If you look at the More for Mann Facebook page, his picture and the event details are right there. There are many videos of his speeches available on youtube.

For more information on More for Mann supporters, you should check out the Facebook page Seattle Public School Boycott. Last week they announced 'The First White Woman Mafia Assault Against Black Children' of the school year. (An event involving the principal at Nathan Hale. ) A frequent poster is Andaiye Qaasim - she works for Chris Korsmo at the League of Education Voters.
Anonymous said…
More 4 Mann , Africatown, Umoja Peace Center or whatever the name they pick that day does not represent the Central Area or it residents - be they white or black. They are a small group that preaches hate and racial (black) superiority. No legitimate group wants to work with them or give them space. Watch any of the Farrakhan videos on you tube to get the point.

-Concerned in the Central Area.
Anonymous said…
This thread has degenerated. You are harming yourselves, this blog, APP -as many of you are known for its advocacy, this blog's school board candidate choice, and those who may be loosely associated with you.

This strategy to dig up and sensationalize this group is being compared to Bryant's attempt to dig up similar peccadillos to smear Peters with.

Be careful with your condemnation. It's not as if you have spared AME of your disdain either.

There are well respected teachers, principal, and PTSA members who are working with the group some of you are trying very hard to condem. There are some questionable people who are loosely associated with them. But we have similar problems within APP. We saw a smidgen of it publicly with Bryant and on FB. The ends justify the means mentality.There are also people within APP hierarchy who have strong views about FRL and other under represented groups. Some of these people we knew as fellow parents in local schools before their children enter APP. We know of their antagonism toward black elementary school principals (and I don't mean Greg King). The criticisms were petty, couched and veiled, but consistent. I have been at parties and gatherings where bigoted things are said, ignorant stereotypes repeated, and inappropriate jokes made. Should I think all of APP is full of people like these? No.

The persistent attempts to portray this group in the worst possible way is in turn becoming a Dorian Gray portrait of yourselves.

FYI: if you understand SPED history, there is more than an element of truth about SPED and the long unfortunate misuse of this program on black, ELL, and poor students.

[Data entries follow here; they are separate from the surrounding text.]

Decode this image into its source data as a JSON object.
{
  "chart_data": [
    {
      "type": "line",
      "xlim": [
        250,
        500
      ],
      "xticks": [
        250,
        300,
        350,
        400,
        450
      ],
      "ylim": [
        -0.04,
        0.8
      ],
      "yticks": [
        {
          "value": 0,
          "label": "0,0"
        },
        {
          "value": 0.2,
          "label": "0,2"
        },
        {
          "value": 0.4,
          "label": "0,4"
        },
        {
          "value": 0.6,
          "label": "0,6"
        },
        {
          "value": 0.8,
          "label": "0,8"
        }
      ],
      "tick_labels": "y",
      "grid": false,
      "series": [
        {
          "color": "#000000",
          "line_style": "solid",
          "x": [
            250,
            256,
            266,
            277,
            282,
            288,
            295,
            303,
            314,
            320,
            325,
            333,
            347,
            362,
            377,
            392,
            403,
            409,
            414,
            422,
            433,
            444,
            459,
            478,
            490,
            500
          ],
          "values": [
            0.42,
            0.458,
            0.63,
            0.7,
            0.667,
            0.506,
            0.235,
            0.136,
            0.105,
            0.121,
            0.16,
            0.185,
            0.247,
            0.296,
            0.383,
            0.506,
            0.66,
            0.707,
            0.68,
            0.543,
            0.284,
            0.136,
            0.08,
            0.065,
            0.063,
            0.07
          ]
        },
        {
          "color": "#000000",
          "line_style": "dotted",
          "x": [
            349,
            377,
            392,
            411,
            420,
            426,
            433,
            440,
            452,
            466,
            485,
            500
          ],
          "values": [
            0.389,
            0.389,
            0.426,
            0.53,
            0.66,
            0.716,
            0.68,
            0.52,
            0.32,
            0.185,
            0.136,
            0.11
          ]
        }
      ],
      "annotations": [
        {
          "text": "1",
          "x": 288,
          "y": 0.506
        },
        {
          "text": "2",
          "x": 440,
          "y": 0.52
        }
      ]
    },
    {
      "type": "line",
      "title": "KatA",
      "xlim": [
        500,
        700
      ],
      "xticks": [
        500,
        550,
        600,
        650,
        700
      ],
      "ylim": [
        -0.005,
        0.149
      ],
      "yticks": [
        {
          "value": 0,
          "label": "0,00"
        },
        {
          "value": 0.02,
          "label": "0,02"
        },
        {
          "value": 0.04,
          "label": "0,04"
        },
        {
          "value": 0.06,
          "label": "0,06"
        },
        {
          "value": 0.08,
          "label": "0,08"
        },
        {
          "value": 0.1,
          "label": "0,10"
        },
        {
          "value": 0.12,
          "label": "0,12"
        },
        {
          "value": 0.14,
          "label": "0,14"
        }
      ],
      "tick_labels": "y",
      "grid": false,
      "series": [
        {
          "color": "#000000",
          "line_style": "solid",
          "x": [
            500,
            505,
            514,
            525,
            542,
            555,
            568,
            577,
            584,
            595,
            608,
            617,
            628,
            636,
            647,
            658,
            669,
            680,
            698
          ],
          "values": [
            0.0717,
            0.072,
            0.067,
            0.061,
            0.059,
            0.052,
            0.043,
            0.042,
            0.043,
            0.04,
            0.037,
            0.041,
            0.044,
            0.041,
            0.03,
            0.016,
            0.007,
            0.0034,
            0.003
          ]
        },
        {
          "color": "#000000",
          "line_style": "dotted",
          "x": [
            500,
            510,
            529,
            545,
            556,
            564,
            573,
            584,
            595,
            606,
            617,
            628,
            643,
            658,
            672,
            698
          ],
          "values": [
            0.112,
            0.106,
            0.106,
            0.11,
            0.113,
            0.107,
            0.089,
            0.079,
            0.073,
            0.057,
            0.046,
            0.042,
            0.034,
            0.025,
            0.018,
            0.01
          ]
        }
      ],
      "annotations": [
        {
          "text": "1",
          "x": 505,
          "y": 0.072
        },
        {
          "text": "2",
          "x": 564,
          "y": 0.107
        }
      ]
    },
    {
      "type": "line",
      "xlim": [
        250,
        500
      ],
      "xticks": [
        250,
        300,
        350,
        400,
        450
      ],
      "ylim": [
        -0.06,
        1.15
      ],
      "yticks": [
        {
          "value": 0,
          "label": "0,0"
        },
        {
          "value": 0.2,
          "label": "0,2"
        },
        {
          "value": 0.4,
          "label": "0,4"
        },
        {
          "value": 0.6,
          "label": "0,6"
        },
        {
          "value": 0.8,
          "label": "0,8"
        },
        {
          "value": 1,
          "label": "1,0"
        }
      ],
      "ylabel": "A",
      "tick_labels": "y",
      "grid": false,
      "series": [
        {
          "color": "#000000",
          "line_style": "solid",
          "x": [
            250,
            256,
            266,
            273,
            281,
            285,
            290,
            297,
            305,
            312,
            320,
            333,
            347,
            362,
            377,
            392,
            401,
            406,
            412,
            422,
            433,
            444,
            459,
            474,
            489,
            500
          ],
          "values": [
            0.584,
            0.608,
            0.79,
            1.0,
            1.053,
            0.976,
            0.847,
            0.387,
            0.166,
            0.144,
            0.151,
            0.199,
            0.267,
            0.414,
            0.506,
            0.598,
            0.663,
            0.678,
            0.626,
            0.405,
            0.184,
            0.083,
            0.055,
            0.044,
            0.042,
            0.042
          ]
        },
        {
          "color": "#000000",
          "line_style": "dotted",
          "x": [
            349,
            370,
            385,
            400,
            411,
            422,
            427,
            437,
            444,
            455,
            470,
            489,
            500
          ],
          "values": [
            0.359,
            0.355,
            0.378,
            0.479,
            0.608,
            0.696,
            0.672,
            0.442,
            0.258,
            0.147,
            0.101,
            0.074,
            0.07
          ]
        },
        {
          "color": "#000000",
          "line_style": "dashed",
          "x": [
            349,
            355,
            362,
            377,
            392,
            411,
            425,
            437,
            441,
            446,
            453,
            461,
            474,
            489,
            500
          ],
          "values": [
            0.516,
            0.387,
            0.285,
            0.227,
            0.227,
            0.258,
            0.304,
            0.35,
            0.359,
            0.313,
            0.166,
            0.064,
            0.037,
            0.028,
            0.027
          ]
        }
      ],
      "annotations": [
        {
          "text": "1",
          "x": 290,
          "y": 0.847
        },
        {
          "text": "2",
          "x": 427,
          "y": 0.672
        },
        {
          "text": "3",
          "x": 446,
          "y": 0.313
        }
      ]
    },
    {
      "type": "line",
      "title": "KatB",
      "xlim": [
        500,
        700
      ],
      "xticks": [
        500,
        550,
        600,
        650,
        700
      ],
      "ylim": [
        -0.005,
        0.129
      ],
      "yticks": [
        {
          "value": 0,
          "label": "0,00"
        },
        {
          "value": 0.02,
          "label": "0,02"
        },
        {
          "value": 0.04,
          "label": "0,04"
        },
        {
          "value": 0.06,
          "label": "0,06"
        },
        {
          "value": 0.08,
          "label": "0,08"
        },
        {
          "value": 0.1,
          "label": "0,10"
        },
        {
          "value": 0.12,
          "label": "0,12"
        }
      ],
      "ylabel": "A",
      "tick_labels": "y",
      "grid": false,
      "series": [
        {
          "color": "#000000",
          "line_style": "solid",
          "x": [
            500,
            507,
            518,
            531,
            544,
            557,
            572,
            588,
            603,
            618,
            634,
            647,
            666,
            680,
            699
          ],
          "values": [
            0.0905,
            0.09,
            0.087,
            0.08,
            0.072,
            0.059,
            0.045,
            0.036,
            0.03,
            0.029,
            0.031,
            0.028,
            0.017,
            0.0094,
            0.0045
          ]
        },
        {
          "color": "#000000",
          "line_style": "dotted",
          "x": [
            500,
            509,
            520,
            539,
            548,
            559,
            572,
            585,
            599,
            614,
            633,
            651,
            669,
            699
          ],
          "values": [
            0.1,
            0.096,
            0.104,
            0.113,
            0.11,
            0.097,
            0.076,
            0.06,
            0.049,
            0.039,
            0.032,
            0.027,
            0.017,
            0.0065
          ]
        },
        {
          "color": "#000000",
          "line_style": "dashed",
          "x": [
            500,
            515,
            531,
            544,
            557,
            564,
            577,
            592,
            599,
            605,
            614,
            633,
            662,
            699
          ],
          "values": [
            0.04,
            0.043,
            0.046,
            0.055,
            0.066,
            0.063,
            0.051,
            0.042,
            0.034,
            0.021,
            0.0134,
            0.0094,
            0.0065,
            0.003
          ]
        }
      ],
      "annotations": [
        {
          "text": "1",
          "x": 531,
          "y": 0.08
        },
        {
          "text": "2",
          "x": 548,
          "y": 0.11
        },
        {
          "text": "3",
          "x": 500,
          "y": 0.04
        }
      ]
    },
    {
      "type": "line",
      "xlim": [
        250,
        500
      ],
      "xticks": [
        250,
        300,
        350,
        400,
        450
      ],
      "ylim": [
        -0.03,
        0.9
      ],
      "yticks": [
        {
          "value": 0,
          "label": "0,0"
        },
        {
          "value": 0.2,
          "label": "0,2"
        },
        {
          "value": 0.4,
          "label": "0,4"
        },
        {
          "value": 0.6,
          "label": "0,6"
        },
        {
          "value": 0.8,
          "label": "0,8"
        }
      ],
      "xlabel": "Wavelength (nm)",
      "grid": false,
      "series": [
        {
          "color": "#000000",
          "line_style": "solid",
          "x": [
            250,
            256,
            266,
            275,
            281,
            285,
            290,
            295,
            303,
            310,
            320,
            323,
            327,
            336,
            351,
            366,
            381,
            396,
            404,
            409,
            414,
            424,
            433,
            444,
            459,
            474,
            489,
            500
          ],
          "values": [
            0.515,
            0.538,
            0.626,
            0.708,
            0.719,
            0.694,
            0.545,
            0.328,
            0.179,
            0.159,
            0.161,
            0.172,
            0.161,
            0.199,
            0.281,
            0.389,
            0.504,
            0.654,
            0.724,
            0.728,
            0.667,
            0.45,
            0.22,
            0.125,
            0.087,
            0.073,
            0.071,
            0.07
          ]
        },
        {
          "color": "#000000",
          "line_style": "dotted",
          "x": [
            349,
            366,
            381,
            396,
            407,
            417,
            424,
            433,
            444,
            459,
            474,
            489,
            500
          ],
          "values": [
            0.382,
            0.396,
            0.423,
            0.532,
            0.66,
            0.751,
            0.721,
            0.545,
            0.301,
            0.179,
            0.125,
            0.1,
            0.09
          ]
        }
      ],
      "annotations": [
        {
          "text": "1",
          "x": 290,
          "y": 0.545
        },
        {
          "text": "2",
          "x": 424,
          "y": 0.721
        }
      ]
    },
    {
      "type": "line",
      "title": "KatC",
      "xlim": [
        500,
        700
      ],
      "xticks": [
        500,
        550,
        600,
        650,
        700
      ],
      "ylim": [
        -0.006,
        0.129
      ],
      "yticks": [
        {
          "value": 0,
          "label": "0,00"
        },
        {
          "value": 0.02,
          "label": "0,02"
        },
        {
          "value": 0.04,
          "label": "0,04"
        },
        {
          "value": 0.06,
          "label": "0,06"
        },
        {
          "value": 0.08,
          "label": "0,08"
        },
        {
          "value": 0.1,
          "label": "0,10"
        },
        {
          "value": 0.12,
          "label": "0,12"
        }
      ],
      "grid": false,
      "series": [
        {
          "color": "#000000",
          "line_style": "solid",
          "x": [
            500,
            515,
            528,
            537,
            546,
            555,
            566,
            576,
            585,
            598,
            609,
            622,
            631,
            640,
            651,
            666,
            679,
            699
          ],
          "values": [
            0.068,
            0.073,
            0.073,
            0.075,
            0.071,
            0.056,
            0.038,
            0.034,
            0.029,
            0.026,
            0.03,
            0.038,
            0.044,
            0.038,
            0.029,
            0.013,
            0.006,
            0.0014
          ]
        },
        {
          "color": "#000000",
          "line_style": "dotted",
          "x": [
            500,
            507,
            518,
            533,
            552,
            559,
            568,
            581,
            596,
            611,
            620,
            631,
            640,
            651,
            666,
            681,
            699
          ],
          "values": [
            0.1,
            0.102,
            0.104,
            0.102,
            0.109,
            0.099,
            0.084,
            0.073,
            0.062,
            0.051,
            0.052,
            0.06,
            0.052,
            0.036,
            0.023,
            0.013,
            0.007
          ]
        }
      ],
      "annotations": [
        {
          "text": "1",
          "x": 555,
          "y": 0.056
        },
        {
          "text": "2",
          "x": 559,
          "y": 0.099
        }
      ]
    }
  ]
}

Reader, this blog didn't endorse any candidate - I did. There's a difference.

We haven't shown distain for First AME - we questioned their ability to purchase the MLK, Jr. building. (And we were right - they didn't have the funds and their proposal was not near as strong as the others. And, the building is underused.)

Your Dorian Gray reference mystifies me. Did we read the same book?

I think I will close comments now since I think everything has been said that needs to be said.